They’re not usually seen as landmarks, but many of the people in our city still feel they should be protected. Unfortunately, NY’s Landmark Preservation Commission has decided not to take action. They will not protect the “ghost signs”. “The commission protects architectural features and the commission does not consider the painted signs a significant feature” Diane Jackier (the Preservation Commission’s spokesperson, said. But these pieces of art of a time gone by, seen on the sides of 19th Century brick-faced factories and apartment buildings, give us a much needed glance at the past. Just as much, if not more so, as the pre-war, nationally protected buildings in New York, Chicago and Seattle. The faded pictures, almost all ads for local mom and pop businesses (as were the norm, opposed to our broad-based, monopolistic economy), are for the most part still visible. Locally recruited artists drew one of a kind, brick based billboards. Hand painted pins and bowling balls advertising ‘McLean Bowl-O-Drome’ in Yonkers “boasting air-conditioning” from 1942, or maybe something simple – a now barely discernable Hearns sign (a then name brand department store) sprawled on the corner of a building.
The individualized artwork is more widespread than one may think. Used from the early 1800’s until the 1970’s (a time even after billboard production was commercialized), the ads can be seen on buildings from Brooklyn and the Bronx, to Manhattan. Most actually aren’t realized until an adjacent building is torn down (many have been uncovered in this manner in Times Square). The signs are uncovered even locally. A ‘Jewel Piano Co.’ sign on Bruckner Boulevard and even the ‘Nemuth Blacksmith Welding’ billboard are still seen when driving down Halperin Avenue in my neighborhood.
But these works are being continuously demolished.

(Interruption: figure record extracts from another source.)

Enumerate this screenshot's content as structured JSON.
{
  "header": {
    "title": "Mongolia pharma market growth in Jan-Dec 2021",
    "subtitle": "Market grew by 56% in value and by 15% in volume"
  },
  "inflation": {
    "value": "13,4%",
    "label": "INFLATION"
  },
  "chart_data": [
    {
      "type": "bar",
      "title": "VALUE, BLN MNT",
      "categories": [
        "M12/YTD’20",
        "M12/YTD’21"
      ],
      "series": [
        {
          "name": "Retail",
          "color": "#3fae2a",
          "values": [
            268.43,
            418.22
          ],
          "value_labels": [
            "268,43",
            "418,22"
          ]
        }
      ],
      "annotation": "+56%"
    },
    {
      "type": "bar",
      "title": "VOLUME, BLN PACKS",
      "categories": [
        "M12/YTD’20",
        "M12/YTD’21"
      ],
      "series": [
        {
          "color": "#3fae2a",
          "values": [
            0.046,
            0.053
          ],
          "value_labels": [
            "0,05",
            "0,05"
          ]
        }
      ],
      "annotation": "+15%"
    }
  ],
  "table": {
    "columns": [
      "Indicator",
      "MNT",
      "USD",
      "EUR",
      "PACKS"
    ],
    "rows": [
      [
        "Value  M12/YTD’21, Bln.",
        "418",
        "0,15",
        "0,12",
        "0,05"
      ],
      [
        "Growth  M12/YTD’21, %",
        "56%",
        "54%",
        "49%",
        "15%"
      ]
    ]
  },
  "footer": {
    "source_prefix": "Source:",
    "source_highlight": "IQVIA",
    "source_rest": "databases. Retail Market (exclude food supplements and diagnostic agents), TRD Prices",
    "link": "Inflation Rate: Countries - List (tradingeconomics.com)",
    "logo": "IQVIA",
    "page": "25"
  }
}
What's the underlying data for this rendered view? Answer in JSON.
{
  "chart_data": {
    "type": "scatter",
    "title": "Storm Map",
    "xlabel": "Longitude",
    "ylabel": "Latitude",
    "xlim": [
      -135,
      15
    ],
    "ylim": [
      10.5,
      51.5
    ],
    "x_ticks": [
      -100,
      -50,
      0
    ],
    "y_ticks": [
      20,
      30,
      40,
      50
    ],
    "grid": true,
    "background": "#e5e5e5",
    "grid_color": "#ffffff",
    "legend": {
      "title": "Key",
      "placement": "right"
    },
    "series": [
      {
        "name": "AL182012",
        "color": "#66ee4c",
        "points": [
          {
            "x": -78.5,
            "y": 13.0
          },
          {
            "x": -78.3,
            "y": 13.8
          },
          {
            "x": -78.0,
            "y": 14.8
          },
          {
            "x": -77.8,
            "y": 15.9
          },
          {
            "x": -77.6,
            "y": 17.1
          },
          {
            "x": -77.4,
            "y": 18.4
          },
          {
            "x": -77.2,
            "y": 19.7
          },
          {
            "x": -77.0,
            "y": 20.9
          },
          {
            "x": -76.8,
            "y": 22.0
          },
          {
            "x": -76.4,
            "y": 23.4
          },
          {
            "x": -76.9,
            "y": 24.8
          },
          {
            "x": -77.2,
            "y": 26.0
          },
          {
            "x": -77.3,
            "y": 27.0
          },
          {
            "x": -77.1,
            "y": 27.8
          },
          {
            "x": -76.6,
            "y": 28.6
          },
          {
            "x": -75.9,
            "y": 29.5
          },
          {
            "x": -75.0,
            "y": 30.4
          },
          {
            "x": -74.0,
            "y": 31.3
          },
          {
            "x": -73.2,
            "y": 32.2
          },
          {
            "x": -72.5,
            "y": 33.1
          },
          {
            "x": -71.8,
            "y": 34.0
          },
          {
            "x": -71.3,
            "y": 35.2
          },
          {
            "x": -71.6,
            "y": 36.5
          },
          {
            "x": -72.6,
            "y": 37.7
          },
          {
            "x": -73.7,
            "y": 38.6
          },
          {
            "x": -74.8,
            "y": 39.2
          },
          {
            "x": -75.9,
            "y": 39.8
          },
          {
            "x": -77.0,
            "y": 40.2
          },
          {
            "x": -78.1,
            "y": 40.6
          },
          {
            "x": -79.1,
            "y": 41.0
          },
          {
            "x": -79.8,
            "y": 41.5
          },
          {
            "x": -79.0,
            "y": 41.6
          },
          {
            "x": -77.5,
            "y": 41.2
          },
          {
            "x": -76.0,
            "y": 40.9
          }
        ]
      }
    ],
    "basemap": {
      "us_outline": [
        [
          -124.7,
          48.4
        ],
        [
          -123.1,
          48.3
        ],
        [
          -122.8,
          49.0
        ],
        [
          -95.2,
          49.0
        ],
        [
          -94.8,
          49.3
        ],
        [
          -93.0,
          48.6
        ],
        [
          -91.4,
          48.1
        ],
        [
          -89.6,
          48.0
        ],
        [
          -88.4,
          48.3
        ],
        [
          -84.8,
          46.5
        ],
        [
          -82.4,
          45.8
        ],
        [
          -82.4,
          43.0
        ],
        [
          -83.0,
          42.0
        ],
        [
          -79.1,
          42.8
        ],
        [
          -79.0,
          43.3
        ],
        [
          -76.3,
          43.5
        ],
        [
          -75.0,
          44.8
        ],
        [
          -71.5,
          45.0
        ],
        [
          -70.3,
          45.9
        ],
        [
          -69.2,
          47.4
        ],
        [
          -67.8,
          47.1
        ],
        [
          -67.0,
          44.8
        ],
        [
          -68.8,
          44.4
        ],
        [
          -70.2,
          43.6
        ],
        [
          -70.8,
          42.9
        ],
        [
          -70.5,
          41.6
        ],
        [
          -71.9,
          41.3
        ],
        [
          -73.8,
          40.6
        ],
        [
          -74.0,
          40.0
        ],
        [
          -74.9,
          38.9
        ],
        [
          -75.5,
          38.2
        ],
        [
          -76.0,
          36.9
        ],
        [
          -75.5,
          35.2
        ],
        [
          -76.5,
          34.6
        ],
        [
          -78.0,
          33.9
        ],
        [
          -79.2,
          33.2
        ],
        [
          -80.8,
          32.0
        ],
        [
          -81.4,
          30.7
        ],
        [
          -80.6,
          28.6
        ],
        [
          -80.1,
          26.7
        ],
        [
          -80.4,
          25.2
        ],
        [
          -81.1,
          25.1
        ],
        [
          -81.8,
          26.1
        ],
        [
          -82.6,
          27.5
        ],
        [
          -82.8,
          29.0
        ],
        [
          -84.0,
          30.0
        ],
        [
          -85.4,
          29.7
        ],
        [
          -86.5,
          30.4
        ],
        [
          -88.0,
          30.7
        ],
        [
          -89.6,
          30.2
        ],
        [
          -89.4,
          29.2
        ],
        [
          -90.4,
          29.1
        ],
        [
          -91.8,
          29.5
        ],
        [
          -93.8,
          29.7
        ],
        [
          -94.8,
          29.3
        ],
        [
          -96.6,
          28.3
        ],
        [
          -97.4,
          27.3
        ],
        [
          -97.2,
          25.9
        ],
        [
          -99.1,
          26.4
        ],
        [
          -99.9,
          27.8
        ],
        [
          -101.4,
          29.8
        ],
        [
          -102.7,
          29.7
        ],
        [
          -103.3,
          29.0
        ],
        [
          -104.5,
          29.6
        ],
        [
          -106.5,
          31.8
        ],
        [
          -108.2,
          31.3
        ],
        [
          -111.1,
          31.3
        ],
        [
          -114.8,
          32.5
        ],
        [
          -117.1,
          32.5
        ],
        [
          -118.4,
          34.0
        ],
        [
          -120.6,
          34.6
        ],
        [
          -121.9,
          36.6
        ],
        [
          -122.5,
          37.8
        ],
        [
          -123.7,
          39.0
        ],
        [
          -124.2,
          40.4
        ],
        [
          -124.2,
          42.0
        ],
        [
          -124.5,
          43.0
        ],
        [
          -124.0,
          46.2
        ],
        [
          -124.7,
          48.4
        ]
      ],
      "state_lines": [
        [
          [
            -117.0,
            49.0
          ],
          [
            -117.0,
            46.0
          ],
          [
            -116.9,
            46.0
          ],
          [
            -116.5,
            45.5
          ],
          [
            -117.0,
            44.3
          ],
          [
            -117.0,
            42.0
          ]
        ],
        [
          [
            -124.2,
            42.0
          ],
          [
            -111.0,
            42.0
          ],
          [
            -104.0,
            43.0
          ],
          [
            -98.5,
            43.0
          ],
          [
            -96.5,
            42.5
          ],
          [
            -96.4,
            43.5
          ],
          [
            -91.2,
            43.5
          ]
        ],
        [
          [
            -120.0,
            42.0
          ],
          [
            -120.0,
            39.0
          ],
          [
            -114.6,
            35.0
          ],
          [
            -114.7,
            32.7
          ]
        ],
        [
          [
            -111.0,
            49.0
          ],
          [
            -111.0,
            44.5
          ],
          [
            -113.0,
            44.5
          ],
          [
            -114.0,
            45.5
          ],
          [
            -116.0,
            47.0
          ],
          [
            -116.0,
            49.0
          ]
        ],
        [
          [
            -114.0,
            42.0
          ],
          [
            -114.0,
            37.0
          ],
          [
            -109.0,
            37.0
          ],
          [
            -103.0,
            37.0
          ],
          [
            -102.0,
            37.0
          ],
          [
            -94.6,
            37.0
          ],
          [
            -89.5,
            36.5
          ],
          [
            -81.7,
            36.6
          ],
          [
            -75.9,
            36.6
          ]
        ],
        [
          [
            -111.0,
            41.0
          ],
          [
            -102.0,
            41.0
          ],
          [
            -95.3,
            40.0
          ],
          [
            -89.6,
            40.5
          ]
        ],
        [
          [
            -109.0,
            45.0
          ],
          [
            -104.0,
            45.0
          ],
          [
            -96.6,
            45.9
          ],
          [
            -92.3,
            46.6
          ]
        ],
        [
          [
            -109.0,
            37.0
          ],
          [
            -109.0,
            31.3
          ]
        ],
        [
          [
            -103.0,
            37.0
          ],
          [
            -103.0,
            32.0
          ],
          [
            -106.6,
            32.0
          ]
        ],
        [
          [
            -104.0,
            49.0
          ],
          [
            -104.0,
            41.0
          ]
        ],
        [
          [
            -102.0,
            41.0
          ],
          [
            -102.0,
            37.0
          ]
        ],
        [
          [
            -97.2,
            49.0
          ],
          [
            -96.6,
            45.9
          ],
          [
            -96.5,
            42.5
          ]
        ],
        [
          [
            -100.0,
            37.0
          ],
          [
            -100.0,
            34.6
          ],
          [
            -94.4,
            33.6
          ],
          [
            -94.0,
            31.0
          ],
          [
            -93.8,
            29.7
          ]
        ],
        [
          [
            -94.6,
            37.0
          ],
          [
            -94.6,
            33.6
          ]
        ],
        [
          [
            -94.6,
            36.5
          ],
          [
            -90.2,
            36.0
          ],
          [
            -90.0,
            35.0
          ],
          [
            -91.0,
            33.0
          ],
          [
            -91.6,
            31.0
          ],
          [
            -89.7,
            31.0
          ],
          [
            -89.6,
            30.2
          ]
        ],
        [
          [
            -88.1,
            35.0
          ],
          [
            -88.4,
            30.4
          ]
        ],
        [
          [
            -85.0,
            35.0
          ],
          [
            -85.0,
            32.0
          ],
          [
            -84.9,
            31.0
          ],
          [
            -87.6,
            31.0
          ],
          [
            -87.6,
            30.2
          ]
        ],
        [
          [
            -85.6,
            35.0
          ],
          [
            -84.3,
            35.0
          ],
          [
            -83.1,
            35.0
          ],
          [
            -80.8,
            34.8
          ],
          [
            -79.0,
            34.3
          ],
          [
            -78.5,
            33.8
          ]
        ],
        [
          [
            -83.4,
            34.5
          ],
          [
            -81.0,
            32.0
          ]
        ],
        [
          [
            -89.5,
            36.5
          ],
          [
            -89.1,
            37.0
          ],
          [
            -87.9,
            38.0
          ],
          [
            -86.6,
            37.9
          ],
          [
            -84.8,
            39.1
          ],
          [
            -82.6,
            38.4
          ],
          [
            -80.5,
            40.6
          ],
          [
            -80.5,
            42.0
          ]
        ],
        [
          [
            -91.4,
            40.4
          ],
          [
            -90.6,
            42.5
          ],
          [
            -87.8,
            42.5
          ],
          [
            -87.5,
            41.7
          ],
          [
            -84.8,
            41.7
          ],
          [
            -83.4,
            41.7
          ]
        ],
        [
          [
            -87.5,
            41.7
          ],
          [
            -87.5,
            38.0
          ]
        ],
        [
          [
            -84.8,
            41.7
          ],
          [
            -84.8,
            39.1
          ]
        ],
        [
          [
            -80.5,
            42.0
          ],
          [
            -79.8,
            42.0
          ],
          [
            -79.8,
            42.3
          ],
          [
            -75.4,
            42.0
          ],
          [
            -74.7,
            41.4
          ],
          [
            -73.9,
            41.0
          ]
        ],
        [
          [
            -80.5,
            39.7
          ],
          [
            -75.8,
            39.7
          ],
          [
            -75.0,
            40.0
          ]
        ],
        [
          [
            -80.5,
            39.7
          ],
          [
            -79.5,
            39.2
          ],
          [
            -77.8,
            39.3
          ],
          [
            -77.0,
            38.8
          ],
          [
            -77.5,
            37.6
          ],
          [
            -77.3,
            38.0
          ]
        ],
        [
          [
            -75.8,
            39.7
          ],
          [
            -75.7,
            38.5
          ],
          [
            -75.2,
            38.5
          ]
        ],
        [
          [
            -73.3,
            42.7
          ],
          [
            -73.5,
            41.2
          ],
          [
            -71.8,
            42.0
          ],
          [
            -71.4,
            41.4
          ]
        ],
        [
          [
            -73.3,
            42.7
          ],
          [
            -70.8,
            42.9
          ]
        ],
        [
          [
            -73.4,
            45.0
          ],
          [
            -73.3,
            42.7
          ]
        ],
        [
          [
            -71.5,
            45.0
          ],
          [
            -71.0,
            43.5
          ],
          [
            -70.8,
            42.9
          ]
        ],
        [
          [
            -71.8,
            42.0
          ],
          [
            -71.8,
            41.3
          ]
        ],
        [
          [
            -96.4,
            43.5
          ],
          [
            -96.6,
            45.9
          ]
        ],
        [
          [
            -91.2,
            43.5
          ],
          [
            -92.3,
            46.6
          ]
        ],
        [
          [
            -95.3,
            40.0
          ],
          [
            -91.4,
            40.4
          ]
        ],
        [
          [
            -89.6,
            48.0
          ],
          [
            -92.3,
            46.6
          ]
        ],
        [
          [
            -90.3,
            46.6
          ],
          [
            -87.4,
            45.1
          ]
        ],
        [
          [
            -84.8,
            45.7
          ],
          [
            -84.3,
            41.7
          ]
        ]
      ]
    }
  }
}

Some of the signs are taken off, like the ‘Estey Piano Co.’ sign below the clock on the late 19th Century ‘Clocktower’ building (suggesting back to times before WWI, when every home housed a piano), that’s been rented out as lofts since then and the sign scrubbed away. Other buildings are being knocked down to make room for new construction housing. “Older signs are being preserved, virtually, through the Internet,” Frank H. Jump, a 45-year-old Brooklyn teacher said. He sells his photographs of the dying art online - $75 a-piece. Diagnosed with AIDS 22 years ago, Jump said he ‘sees these signs as a “metaphor for survival”’ and was ‘heartbroken’ to see another taken down (this one a ‘spectral azure sign advertising… laundry whitener, ‘Reckitt’s Blue/ The Purest and Best’’ on a three-astory Washington Avenue building in Brooklyn). “That one hurt the most,” he ended.
Berger, Joseph. “Fading Memories”. Metro Section, New York Times
Saturday, November 5, 2005: Pgs. B1-B2.